Wittenstein Foundation established in September 2021. The purpose of the Wittenstein Foundation is to promote education and training as well as science and research.

Steffen Schwerd is appointed Chief Sales Officer (CSO) of Wittenstein SE as of April 1, 2022. The baramundi software AG Software Factory is officially opened on June 2, 2022, in Augsburg.

==Facts and figures==
- Sales 2002/2003: 85 million euros (+16%)
- Sales 2003/2004: 100 million euros (+17%)
- Sales 2004/2005: 116 million euros (+16.3%)
- Sales 2005/2006: 133 million euros (+14.8%)
- Sales 2006/2007: 148 million euros (+10.6%)
- Sales 2007/2008: 164 million euros
- Sales 2008/2009: 171 million euros
- Sales 2009/2010: 136.9 million euros
- Sales 2010/2011: 197 million euros
- Sales 2011/2012: 233 million euros
- Sales 2012/2013: 241 million euros
- Sales 2013/2014: 254 million euros
- Sales 2014/2015: 276 million euros
- Sales 2015/2016: 302 million euros
- Sales 2016/2017: 339 million euros
- Sales 2017/2018: 385 million euros
- Sales 2018/2019: 436,4 million euros
- Sales 2019/2020: 426,6 million euros
- Sales 2020/2021: 373,2 million euros
- Sales 2021/2022: 461,7, million euros
- Export rate: 52% (fiscal year 2021/22)
- 2785 employees worldwide (March 2022)
- Own academy (founded in 1999)
- Companies: with 25 sites in more than 45 countries Wittenstein is represented in all major technology and sales markets. (November 2020)

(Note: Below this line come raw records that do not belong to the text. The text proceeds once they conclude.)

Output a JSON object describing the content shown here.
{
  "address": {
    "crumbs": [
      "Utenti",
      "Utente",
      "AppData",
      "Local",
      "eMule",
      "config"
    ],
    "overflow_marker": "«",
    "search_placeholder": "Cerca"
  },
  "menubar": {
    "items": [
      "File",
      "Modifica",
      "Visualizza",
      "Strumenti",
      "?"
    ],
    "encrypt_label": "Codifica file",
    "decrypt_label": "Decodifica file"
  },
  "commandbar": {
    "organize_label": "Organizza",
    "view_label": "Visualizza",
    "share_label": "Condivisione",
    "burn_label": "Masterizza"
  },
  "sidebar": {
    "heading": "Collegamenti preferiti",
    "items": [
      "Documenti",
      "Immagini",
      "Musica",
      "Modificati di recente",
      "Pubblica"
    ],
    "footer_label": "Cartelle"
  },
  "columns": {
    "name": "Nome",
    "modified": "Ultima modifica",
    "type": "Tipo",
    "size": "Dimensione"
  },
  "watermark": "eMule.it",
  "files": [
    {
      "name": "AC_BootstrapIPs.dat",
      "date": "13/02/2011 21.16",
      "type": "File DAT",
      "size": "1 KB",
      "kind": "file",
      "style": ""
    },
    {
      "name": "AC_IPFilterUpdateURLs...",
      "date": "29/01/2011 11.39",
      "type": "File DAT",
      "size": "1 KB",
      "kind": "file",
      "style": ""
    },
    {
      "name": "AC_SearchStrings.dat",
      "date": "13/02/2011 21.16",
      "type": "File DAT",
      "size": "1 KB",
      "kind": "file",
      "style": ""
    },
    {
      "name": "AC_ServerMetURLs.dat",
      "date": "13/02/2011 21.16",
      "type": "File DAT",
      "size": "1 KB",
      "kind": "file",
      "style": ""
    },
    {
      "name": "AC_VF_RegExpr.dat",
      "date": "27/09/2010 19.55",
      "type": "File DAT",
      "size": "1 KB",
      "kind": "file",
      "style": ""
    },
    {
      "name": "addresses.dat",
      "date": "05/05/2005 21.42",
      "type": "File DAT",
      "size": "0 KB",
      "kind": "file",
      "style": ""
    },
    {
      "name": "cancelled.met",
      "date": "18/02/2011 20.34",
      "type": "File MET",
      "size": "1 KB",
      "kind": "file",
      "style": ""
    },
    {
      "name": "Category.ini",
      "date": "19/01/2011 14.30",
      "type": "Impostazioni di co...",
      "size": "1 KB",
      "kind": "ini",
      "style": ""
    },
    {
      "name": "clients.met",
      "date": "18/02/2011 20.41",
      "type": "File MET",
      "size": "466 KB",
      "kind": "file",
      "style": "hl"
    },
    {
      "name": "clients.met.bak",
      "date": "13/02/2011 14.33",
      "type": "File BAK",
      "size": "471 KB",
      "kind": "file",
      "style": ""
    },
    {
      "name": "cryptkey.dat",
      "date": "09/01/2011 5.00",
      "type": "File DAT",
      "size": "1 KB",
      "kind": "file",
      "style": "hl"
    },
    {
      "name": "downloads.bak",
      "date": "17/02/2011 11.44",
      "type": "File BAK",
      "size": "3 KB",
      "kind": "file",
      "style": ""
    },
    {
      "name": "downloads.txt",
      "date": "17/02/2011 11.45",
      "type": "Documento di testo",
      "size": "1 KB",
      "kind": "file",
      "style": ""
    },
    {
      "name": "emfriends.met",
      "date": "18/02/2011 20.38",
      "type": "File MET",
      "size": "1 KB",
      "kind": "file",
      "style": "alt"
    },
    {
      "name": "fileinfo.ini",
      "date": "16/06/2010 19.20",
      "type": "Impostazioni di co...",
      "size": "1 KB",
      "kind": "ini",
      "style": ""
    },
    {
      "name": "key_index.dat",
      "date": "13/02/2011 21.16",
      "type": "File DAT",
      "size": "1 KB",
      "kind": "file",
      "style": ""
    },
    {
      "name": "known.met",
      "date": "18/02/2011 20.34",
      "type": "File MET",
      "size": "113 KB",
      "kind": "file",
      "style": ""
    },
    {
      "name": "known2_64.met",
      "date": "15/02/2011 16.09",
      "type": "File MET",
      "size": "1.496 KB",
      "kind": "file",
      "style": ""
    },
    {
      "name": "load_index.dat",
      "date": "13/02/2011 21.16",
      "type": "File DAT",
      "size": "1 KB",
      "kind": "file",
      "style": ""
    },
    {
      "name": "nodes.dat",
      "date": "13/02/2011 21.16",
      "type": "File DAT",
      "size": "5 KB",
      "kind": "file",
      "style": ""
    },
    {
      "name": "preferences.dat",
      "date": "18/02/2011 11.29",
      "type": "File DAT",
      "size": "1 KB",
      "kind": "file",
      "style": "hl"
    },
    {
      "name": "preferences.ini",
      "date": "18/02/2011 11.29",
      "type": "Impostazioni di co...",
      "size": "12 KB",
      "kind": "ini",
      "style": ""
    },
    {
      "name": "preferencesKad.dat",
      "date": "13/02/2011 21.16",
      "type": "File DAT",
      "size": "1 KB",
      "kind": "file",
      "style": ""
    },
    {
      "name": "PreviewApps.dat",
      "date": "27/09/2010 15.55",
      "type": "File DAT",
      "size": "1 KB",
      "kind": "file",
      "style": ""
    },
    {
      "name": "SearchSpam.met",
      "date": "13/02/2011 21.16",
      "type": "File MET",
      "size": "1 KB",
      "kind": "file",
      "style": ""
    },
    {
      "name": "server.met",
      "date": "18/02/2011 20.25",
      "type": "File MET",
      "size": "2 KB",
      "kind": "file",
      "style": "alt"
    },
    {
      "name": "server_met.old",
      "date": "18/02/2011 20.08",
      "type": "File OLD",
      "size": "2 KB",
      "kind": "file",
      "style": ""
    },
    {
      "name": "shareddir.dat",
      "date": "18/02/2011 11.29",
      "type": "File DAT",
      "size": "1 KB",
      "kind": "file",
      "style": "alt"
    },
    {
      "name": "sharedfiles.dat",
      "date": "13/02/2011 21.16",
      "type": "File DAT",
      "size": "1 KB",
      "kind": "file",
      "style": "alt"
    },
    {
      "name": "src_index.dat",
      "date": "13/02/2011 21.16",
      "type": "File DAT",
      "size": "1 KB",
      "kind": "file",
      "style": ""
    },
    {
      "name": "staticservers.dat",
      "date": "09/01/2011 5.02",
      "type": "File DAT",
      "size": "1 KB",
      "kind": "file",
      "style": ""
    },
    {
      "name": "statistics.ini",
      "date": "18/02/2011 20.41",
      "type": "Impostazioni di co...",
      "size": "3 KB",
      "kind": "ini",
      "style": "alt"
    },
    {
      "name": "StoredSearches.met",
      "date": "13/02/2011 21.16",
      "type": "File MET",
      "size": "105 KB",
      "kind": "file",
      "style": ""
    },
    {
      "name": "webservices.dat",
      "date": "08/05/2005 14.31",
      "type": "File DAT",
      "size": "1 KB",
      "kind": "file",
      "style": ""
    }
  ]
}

- The headquarters are in Igersheim-Harthausen; production also takes place in Germany in nearby Igersheim as well as in Fellbach, near Stuttgart. The Group additionally has international manufacturing locations as separate subsidiaries in the USA (Bartlett, near Chicago), Romania (Sura Mica, near Sibiu) and Switzerland (Grüsch, Grisons canton).
- Approximately 7% of the Group's annual turnover is expended on innovation activities; 12% of staff work in R&D
- Trainee ratio: 6%
- Management board: Bertram Hoffmann (CEO), Erik Roßmeißl and Steffen Schwerd
- Chairman of the Supervisory Board: Manfred Wittenstein
- Debut, the international Classical Singing Competition initiated in 2002 by Dr. Manfred Wittenstein, supports young opera singers. Wittenstein SE is the main sponsor.